In many ways, America would go on to help shape that ’70s singer-songwriter thing with hits “A Horse With No Name,” “Ventura Highway,” “Tin Man,” “I Need You” and “Sister Golden Hair.” Despite its red-white-and-blue moniker, the band actually started out in the U.K., where it was signed by Warner Bros. Records. Early on, the group found an audience as it toured around England opening for the likes of The Who and Pink Floyd.
Actually, it was the success of its debut album and hit single “A Horse With No Name” overseas that caught the ear of their label’s parent company stateside. However, what the Los Angeles-office failed to realize was the album didn’t contain the hit single. You see, America kept writing after its first album hit the stores, with the U.K. label deciding to release “A Horse With No Name” as a single. That’s why Beckley said the initial pressing of “America,” without the definitive folk song, remains a collector’s item today.
“I think there was a lot of magic on that first album,” Beckley said. “It was very strong with things like ‘Sandman,’ ‘Three Roses’ and ‘Riverside’ and of course later with ‘Horse.’ That’s as big as you can get on a record, but I think what we did was build on that as opposed to trying to equal it. In fairly rapid succession, we started to build a catalog of stuff. The second album had ‘Ventura Highway’ and ‘Don’t Cross the River.’ And as we built this thing, we managed to hold and, if anything, add fans. We were basically teenagers, and it could have gone pretty wrong, pretty fast.
“In fact, we won the Best New Artist Grammy Award, and that’s very often a tough thing to follow if you look at the list of people who won it, but we did OK. It was a good year, too. We were up against The Eagles, Loggins & Messina, Harry Chapin and John Prine.”
Today, America often finds itself playing on package bills with its peers. This was the case last month when the band traveled to Japan to open for its good friends The Beach Boys.

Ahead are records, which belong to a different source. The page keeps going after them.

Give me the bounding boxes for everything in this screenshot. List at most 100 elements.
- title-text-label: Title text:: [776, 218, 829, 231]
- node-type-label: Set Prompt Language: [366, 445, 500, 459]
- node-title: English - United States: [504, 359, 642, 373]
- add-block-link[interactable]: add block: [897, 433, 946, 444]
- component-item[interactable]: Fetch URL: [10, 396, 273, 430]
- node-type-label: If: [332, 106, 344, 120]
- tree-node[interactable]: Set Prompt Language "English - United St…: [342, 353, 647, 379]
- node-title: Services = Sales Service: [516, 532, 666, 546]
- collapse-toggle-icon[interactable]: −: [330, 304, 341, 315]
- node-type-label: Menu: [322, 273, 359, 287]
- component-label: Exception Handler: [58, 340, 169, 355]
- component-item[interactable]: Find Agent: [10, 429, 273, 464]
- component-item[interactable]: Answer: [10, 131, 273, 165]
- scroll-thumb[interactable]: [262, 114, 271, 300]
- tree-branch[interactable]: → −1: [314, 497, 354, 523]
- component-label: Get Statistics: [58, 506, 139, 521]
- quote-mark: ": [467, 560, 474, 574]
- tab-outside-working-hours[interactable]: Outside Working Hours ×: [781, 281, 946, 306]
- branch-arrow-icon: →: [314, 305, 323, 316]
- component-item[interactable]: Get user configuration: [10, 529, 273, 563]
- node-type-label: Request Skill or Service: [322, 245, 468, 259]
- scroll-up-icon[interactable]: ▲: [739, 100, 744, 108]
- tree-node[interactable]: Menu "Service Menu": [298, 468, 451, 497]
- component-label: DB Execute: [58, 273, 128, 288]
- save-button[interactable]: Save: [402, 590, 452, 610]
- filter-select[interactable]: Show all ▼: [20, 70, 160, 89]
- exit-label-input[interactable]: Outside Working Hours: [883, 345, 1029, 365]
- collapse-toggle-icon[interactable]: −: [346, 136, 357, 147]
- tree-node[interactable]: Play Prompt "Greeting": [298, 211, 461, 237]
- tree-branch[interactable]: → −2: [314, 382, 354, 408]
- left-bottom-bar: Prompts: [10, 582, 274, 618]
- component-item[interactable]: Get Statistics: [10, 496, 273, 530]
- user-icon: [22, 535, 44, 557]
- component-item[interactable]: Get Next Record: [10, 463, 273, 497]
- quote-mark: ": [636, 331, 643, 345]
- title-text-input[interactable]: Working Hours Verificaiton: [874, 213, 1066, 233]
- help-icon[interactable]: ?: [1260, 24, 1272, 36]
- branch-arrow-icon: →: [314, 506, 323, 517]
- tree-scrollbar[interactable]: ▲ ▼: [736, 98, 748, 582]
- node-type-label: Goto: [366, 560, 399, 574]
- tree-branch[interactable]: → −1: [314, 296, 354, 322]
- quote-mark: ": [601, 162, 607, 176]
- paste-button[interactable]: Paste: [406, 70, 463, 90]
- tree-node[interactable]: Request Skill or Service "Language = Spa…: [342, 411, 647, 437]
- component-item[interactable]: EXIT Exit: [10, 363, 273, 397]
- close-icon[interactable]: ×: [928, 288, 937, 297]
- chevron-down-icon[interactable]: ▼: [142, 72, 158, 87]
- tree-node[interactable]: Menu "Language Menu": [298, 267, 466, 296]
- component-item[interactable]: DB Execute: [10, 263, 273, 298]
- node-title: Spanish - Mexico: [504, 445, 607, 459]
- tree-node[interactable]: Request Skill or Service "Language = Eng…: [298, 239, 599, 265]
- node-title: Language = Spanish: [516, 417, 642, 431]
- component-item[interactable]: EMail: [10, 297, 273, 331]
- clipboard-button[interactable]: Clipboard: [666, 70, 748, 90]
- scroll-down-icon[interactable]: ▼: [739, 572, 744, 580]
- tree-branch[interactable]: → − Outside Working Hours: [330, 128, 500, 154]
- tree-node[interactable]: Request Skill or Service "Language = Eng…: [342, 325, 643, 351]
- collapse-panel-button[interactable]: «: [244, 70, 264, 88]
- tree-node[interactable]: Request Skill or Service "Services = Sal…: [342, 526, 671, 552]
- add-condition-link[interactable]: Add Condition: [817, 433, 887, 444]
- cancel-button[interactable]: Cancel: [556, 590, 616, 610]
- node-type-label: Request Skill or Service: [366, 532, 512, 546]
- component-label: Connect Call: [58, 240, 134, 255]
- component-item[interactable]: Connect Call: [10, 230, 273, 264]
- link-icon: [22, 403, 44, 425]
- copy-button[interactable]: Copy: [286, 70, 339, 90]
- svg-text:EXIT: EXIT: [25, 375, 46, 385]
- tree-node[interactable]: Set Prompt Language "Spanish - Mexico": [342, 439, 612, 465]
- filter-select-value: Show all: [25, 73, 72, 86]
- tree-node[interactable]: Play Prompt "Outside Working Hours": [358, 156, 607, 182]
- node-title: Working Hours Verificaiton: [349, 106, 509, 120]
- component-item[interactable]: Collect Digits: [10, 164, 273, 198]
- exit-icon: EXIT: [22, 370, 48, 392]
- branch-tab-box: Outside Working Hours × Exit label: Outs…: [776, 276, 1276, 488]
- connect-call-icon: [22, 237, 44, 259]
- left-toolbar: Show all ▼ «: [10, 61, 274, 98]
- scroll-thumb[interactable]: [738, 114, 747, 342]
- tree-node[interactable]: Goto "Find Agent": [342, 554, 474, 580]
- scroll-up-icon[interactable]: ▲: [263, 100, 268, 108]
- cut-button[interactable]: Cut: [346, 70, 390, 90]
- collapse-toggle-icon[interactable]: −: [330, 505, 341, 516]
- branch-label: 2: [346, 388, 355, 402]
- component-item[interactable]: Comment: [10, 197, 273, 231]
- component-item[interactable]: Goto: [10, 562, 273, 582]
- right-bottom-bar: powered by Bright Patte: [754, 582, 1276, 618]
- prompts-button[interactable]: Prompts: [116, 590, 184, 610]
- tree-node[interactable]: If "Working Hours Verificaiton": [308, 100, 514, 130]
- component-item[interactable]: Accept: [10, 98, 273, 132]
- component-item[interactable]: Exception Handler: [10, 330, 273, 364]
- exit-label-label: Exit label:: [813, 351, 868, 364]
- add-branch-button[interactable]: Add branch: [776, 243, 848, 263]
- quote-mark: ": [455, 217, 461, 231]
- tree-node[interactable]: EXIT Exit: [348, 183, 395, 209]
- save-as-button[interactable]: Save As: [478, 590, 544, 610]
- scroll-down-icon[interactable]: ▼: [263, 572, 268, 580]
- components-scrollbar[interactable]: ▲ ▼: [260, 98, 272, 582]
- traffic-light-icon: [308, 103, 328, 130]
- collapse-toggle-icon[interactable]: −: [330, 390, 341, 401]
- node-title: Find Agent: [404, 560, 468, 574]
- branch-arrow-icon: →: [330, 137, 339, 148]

Singer and guitarist Dewey Bunnell said over the decades, America probably toured the most alongside the Brian Wilson-led act.
“That was great. We’re huge fans, and they’re kind of our mentors,” said Bunnell, calling from outside of Houston. “It’s great to see Brian with Mike [Love] and Al [Jardine] again. We’re just a ton older, but it’s a nice thing to know that continuum is in place.”
That continuum continues when America comes to Youngstown on Friday for a show at Stambaugh Auditorium. Bunnell said the current set features a new video presentation and a loose set list that includes album cuts and extended versions of “A Horse With No Name” and “Sister Golden Hair.”
“Audiences are generally surprised,” Bunnell said. “That’s why we’re working still 42 years into this thing. It’ll be a great night.”